In questo periodo la natura è nel pieno del suo risveglio ed invita a staccare la spina dal tran-tran quotidiano per godere appieno le sue meraviglie. Così una mattina, caricato in macchina lo zaino con il mio corredo fotografico, sono andato a fare una passeggiata nella zona più a sud della Penisola. Ho scelto di percorrere la statale 106 Jonica da Capo Spartivento a Capo dell’Armi, seguendo dalla costa l’ultima parte di un ipotetico itinerario percorso dalle navi dei Calcidesi, i fondatori, all’inizio dell’ VIII sec.
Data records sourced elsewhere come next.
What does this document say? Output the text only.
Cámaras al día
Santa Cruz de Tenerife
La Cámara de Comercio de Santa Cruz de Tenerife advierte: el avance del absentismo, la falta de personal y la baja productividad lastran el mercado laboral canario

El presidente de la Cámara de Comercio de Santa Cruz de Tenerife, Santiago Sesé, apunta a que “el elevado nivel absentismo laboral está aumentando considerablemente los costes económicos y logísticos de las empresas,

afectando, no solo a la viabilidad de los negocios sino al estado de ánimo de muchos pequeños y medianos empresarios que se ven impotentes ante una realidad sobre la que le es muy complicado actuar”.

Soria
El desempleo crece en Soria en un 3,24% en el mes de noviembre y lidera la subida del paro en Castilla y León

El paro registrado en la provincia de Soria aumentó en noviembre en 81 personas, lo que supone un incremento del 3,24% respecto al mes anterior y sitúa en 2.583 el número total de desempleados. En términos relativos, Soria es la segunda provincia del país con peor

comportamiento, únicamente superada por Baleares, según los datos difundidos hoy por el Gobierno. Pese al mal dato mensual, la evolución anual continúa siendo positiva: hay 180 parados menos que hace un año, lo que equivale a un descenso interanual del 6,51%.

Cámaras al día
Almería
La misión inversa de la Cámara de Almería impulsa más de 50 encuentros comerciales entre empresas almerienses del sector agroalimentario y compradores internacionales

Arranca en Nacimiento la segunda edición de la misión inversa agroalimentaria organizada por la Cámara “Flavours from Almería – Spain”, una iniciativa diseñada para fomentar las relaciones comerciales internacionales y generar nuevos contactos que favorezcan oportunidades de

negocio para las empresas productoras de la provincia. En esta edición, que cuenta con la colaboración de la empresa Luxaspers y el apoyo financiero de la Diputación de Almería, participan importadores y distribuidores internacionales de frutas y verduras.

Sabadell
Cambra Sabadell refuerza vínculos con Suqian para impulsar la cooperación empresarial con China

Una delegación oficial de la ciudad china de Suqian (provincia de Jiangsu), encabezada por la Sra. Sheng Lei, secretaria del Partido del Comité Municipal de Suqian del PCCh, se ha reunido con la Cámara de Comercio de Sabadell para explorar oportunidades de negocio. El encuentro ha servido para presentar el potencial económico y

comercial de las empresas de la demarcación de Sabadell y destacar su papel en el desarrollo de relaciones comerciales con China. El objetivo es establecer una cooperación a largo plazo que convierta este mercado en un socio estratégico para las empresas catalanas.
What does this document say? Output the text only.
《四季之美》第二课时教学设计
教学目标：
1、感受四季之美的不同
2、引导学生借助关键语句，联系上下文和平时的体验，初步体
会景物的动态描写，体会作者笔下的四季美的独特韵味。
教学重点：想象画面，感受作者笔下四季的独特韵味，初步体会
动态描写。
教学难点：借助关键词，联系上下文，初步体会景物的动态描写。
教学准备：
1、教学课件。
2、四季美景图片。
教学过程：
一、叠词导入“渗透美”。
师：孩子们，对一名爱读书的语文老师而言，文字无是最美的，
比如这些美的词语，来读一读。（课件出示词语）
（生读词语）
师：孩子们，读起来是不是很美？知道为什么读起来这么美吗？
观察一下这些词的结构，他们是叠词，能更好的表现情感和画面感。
A.C., dell’antica Rhegion (l’attuale Reggio Calabria).
Arrivato a Capo Spartivento, guardo d’istinto il mio GPS che mi indica 37,93° di Latitudine N e 16,06° di Longitudine E. Subito dopo il mio sguardo va verso il faro che, situato su di una collinetta alta 64 m.s.l.m., sovrasta la costa. Non posso non provare un momento di nostalgia nel pensare che dal 1867 – anno d’installazione della sua lanterna – sino a pochi anni fa il faro ha rappresentato un importantissimo riferimento per i naviganti. La tecnologia ne ha ormai ridimensionato il ruolo, tuttavia esso continua a rimanere un riferimento per il territorio ed infonde un senso di sicurezza a coloro che vanno per mare nei paraggi. Il fascio luminoso che parte dal faro, infatti, può raggiungere una distanza di oltre 50 chilometri. Fino a poco tempo fa era presidiato da personale civile, adesso è in telegestione dal Marifari Messina ed è presidiato da un nucleo della Marina Militare Italiana.

Da queste parti la primavera è ormai in uno stato avanzato; i caldi raggi del sole dorano la superficie del mare rendendolo pienamente fruibile dai diportisti, oltre che dai marinai di professione.

Provando un po’ di sana invidia per quei due pescatori, mi rimetto in macchina ed inizio il mio viaggio verso Capo dell’Armi.